There are significant gaps in safety initiatives for HIT systems. Current initiatives are largely focussed on software for health professionals. With the exception of diagnostic, prognostic, monitoring and treatment software, which is subject to medical device regulations in some countries, the safety of the majority of all types of HIT is not being explicitly addressed in most nations. England appears to have the most comprehensive programme explicitly addressing the safety of unregulated software. Appropriate mechanisms for safety assurance are required for all types of HIT systems for health professionals and consumers including all software and hardware throughout the system lifecycle. In addition to greater standardisation and oversight to ensure safe design and build, appropriate implementation and use is critical to ensure patient safety.

Authors’ contributions This paper emerged from a workshop on the, “Safety of health information technology: Identifying and mitigating risks” by FM, JA, Marie-Catherine Beuscart-Zephir and CN at the XXIII International Conference of the European Federation for Medical Informatics (EFMI), 28–31 August 2011. FM, EC, JA and CN conceptualised the study; all authors contributed to collating the safety initiatives, and the analysis and interpretation of findings. FM drafted the initial version. All the authors contributed to subsequent versions and gave final approval.

Conflict of interest MB is Clinical Director for Patient Safety and SH is a Lead Safety Engineer at NHS Connecting for Health, Department of Health Informatics Directorate in England. The other authors have no conflict of interest to declare.

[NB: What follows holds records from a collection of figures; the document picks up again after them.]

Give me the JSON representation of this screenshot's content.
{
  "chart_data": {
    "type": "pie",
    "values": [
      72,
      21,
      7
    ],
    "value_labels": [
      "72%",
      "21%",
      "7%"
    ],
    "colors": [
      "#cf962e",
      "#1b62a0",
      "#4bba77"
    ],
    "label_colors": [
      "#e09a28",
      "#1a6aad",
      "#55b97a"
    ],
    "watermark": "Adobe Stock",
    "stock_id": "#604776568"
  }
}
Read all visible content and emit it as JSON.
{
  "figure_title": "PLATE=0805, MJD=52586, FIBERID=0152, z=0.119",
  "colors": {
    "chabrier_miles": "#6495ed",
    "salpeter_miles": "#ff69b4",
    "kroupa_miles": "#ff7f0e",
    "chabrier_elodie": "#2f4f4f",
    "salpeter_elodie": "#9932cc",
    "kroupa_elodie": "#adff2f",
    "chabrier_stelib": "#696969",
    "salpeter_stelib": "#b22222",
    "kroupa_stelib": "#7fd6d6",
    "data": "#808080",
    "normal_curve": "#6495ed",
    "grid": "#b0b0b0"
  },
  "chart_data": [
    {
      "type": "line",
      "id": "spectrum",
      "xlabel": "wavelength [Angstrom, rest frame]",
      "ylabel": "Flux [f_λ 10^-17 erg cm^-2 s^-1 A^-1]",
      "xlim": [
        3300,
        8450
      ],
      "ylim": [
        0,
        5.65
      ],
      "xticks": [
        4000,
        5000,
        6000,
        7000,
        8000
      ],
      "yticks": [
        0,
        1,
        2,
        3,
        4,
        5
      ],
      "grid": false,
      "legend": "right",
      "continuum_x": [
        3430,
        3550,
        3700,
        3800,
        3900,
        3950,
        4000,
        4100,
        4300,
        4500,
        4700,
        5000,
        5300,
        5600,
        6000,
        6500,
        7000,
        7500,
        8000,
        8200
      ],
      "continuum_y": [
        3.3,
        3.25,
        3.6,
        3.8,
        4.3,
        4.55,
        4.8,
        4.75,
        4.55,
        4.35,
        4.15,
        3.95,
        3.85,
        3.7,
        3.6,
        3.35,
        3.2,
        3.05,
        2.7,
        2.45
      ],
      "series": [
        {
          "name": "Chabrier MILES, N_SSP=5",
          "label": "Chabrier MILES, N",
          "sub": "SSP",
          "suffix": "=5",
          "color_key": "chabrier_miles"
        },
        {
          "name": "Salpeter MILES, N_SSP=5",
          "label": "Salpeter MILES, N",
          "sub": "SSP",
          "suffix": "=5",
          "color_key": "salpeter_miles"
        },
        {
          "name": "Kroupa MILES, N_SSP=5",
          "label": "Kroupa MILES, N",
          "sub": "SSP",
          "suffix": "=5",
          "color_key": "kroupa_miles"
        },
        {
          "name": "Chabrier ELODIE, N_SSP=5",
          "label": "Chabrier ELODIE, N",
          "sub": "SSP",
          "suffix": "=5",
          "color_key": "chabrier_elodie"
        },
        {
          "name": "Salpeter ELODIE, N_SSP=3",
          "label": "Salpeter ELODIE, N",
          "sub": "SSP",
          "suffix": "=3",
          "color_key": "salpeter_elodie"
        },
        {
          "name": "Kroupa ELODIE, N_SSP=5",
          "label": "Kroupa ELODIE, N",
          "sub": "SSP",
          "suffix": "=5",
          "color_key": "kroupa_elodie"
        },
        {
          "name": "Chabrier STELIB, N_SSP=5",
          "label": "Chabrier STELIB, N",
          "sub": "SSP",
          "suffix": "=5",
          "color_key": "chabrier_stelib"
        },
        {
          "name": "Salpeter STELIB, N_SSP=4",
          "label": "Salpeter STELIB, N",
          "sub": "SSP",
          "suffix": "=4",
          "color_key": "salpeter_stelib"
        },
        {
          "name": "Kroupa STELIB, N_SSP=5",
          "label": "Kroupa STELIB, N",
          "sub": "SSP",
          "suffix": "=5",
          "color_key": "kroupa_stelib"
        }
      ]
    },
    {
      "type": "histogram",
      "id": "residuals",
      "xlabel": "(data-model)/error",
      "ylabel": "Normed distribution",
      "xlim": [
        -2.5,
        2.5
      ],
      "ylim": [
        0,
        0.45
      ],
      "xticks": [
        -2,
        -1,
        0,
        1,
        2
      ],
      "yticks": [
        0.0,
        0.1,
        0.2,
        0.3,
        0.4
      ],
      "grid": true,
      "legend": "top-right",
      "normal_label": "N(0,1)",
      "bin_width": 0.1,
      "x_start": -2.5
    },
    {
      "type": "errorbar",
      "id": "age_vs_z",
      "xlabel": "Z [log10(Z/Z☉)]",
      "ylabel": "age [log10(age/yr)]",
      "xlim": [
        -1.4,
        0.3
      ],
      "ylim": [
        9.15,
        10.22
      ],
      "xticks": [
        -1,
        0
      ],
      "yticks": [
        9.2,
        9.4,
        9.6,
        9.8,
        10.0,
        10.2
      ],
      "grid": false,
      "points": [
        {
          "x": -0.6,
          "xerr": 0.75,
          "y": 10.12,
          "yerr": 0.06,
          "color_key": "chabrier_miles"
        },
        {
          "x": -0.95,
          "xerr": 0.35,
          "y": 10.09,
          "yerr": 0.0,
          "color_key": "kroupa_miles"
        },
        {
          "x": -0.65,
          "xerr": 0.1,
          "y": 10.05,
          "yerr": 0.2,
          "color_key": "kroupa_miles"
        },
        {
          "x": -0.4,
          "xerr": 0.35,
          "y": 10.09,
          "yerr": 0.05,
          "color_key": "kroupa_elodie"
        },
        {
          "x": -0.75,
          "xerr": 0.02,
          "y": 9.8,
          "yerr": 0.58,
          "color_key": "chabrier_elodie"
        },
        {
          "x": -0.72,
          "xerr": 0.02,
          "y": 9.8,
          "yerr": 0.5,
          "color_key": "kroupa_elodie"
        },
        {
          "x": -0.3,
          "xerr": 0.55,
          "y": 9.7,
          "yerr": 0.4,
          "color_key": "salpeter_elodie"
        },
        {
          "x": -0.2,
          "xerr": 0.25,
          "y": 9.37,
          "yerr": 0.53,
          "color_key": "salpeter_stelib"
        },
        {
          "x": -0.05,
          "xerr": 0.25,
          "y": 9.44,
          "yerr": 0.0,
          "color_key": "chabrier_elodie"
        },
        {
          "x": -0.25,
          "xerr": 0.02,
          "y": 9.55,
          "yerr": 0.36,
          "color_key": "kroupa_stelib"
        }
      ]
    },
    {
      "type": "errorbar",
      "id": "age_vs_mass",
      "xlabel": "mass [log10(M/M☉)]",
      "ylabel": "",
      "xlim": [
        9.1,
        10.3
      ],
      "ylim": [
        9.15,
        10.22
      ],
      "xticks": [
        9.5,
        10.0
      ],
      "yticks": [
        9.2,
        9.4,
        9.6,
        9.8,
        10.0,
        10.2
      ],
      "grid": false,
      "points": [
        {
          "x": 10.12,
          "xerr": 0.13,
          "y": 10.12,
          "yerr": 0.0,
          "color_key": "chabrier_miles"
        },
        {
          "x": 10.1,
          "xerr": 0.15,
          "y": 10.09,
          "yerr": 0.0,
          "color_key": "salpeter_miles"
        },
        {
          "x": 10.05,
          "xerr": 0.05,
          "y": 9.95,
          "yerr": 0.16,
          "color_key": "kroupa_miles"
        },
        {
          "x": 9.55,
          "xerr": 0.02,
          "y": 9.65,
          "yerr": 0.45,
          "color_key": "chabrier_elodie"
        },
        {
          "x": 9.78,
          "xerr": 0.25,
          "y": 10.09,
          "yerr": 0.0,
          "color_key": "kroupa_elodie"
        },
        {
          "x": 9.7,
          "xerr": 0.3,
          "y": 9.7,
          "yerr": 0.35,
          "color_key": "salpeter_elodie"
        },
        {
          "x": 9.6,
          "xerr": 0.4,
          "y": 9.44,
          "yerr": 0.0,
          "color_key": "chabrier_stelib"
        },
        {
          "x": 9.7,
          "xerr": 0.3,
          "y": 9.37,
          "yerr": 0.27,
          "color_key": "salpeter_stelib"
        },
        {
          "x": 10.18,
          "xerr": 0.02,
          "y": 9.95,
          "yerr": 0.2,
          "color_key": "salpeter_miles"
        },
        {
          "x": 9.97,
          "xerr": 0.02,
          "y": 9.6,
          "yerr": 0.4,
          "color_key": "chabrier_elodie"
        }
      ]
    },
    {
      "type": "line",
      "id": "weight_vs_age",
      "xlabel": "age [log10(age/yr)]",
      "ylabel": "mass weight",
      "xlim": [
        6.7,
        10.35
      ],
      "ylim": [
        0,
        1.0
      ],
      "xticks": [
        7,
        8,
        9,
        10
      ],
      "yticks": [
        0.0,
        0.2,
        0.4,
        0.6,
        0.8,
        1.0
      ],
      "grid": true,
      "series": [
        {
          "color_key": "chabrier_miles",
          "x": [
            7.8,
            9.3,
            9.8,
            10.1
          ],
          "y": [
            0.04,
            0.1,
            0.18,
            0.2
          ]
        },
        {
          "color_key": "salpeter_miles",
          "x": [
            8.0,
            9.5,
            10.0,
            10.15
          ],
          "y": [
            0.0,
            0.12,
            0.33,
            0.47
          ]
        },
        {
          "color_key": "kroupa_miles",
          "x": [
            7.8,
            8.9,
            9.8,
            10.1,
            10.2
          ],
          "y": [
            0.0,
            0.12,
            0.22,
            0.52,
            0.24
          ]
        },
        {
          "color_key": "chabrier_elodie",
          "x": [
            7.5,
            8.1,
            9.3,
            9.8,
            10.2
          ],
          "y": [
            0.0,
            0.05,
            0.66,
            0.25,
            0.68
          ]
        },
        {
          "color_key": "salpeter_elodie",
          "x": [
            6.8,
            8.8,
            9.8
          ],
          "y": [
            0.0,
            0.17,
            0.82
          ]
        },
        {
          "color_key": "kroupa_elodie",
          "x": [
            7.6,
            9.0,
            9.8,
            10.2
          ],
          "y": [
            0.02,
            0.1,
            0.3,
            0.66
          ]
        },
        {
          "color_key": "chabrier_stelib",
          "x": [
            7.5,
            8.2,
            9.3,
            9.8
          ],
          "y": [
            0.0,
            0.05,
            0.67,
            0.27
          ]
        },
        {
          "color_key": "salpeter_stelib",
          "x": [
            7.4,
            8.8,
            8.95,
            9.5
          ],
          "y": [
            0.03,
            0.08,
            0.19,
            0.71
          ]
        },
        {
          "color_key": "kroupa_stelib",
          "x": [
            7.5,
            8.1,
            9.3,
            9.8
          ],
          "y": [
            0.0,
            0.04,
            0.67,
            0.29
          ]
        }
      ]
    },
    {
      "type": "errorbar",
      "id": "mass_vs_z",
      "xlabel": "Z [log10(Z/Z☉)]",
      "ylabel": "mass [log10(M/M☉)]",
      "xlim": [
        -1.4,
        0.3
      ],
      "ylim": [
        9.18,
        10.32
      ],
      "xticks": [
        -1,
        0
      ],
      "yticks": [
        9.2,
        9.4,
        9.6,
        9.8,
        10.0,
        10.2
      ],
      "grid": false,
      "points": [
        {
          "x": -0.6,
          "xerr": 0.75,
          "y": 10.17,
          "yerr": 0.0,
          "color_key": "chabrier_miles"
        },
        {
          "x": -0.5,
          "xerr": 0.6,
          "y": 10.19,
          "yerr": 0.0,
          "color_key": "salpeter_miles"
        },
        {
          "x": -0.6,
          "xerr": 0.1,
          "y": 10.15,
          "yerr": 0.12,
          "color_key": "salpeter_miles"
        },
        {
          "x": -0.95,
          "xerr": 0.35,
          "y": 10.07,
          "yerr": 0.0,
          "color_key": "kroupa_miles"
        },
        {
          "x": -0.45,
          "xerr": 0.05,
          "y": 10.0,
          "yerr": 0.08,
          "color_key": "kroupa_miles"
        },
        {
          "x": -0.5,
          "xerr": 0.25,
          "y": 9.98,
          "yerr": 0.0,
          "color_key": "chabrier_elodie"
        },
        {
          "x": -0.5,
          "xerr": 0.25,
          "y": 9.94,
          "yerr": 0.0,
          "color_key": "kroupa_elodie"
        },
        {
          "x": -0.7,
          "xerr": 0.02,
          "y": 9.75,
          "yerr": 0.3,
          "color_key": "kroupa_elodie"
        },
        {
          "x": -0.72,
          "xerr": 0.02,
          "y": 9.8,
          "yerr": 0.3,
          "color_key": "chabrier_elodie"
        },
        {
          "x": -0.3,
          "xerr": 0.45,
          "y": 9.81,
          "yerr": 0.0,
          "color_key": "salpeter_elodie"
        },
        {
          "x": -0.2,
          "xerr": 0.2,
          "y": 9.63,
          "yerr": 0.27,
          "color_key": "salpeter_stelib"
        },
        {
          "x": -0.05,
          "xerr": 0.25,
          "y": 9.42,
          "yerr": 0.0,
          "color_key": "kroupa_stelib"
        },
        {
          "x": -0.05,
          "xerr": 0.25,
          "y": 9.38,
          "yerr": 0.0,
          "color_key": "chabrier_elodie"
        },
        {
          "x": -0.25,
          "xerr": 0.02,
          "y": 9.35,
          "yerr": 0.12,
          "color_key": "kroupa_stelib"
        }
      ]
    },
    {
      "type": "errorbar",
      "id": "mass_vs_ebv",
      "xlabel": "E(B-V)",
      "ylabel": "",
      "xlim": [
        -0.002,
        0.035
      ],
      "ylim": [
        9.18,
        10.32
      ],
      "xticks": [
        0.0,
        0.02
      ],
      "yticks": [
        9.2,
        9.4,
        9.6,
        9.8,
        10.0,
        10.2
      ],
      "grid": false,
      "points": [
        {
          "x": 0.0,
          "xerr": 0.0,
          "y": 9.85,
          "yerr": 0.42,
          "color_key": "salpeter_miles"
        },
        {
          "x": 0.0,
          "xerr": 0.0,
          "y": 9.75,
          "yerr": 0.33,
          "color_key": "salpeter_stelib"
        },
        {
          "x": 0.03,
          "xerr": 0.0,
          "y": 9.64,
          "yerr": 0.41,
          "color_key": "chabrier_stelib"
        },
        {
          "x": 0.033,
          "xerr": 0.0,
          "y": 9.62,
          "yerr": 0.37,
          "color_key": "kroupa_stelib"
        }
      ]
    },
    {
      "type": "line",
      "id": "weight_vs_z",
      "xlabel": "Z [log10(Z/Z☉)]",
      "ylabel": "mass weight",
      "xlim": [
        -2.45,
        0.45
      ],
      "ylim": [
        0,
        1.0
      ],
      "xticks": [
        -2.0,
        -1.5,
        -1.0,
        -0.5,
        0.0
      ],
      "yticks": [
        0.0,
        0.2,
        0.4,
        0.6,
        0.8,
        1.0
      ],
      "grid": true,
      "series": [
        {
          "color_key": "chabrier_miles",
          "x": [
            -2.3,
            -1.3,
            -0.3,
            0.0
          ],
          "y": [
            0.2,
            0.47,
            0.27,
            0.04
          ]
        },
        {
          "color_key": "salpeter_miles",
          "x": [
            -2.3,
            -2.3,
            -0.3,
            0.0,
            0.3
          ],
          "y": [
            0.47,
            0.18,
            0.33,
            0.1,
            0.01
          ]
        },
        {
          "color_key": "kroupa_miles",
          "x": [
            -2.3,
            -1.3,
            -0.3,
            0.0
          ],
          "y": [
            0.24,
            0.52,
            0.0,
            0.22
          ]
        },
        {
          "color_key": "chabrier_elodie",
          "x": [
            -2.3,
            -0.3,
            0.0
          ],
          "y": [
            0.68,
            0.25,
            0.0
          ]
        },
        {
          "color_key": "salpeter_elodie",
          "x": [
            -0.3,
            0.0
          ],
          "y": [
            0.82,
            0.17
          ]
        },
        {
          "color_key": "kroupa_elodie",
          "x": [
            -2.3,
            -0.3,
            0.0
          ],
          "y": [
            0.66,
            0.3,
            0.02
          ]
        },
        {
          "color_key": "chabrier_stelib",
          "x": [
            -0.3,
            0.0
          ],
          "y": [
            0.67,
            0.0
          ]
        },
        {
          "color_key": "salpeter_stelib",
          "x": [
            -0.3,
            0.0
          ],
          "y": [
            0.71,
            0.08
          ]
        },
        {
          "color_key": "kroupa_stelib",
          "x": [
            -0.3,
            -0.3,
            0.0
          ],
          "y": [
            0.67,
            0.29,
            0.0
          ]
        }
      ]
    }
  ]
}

Acknowledgements This research is supported in part by grants from the Australian National Health and Medical Research Council (NHMRC) Program Grant 568612 and Project Grant 630583. The funding sources did not play any role in the study design, in the collection, analysis and interpretation of data; in the writing of the manuscript; and in the decision to submit the manuscript for publication. The authors wish to thank Tim Chearman, Stephen Corbett and Don Newsham for information about the English and Canadian initiatives; and Dr David Greenfield his valuable advice. We also wish to thank the EFMI Working Group on Human and Organisational Factors of Medical Informatics and participants of the workshop at the 2011 EFMI meeting.

references

Summary points What was already known on the topic: • Alongside benefits health information technology (HIT) can pose risks to patient safety. • The safety of HIT needs to be urgently addressed. What this study added to our knowledge: • There are significant gaps in patient safety initiatives for HIT. • Current safety initiatives are largely focused on software. • The safety of the most common types of HIT systems such as EHRs and CPOE without decision support is not being explicitly addressed in most nations. • Greater standardisation and oversight is required to ensure safety throughout the lifecycle of all types of HIT systems for health professionals and consumers including all software and hardware.